見えていないが間違いない。そうエリザは勝手に思い込むことにした。
「エリザ。君は、おそらく『扉』の前にあった血液型で僕が犯人だと思ったのだろう。その判断はまあ、おしいかな。半分正解だ。確かに僕が『扉』を開けた。けれど、僕は連れて行かれて初めてそこが一族の『宝物庫』だと知ったくらいだから、僕を責めてもらっても困る」
「だからそんな言い訳は……」
「僕は父から『倉庫』のことは何一つ知らされていなかった。それは君たち、一族の上層部の決定だろう?それを知らないとは言わせないよ」
「それは……」
「それに、さっき甲龍に協力した件は目をつぶると言わなかったかい?」
「くっ!」
遊の抗弁は続く。
「エリザ、君は別段証拠があって僕に電話したのではないだろう。君の勘は見事だけどね。一族の戒律でもって僕を裁きたいなら、その証拠を持って来るべきだ。違うかい?」
「…………」
「ふう。わかってくれたらしいね。なら、僕の方も忙しいのでもう切るよ。それと、僕が甲龍の手助けをするのはこれが最後だから、安心するんだな。できれば、一族の当主になる人物とはお互いいい関係でいたいしね」
エリザが何も言わない気配を感じて、遊はそのまま電話を切ろうとしたみたいだった。受話器から、彼の息遣いが消える。

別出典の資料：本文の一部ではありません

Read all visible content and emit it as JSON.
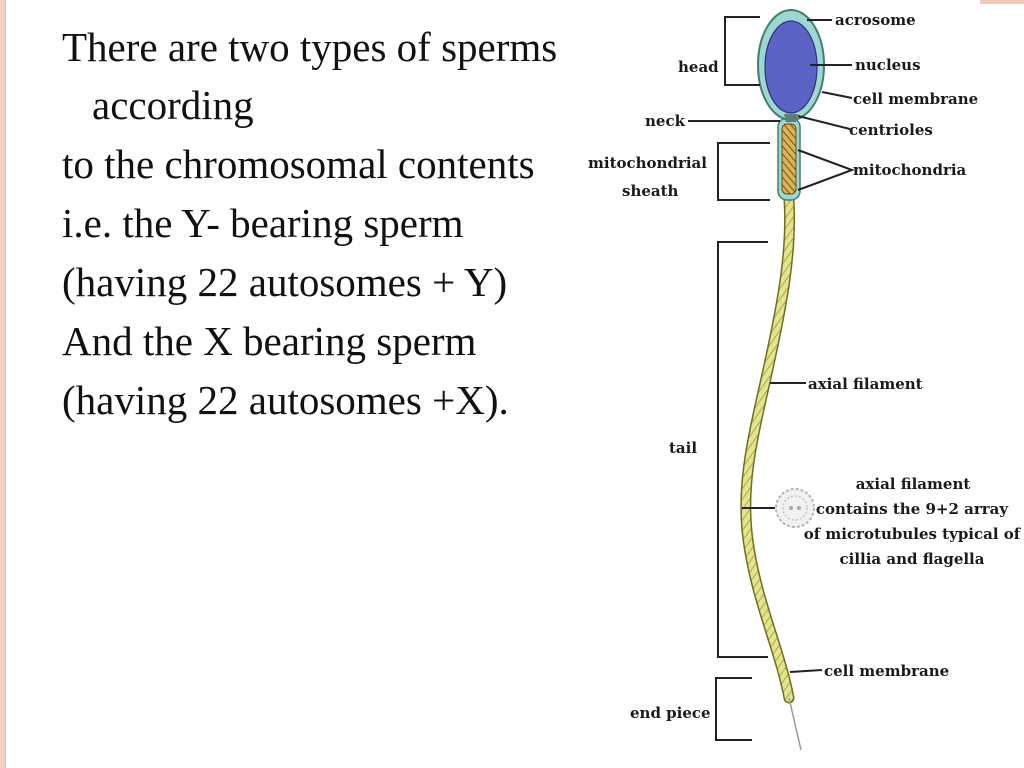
{
  "slide": {
    "paragraphs": [
      "There are two types of sperms according",
      "to the chromosomal contents",
      "i.e. the Y- bearing sperm",
      "(having 22 autosomes + Y)",
      "And the X bearing sperm",
      "(having 22 autosomes +X)."
    ]
  },
  "diagram": {
    "labels": {
      "acrosome": "acrosome",
      "nucleus": "nucleus",
      "cell_membrane_head": "cell membrane",
      "centrioles": "centrioles",
      "mitochondria": "mitochondria",
      "head": "head",
      "neck": "neck",
      "mitochondrial": "mitochondrial",
      "sheath": "sheath",
      "axial_filament": "axial filament",
      "tail": "tail",
      "axial_note_1": "axial filament",
      "axial_note_2": "contains the 9+2 array",
      "axial_note_3": "of microtubules typical of",
      "axial_note_4": "cillia and flagella",
      "cell_membrane_tail": "cell membrane",
      "end_piece": "end piece"
    },
    "colors": {
      "nucleus": "#5b63c4",
      "head_outline": "#9fd6cf",
      "tail": "#d9d97a",
      "mitochondria": "#c9a44a"
    }
  }
}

だがふと、遠くから遊が何かを言っているのが聞こえた。
それはぼやきといってもいい、小さな呟き。
「一介のテロリストに過ぎない甲龍と、敵の命を奪うしか能のない『反力』の力をもつ神楽双真。さて、君はどちらに協力するのがこの世界にとって正しいと思う?」
そして。
プツッという電子音が鳴る。
「遊……」
歯軋りする。
完敗だった。それは認めざるを得ない。
しかしそれで引き下がるほど、彼女は殊勝ではなかった。
そして呟く。怒りと、明らかな決意を持って。
「覚えていなさい、遊。私は……私を見くびる男を決して許さないわ」
血だらけの庭。
腐敗臭の漂う枯れ果てた庭先で。
グシャッという携帯を握りつぶす鈍い音が響いた。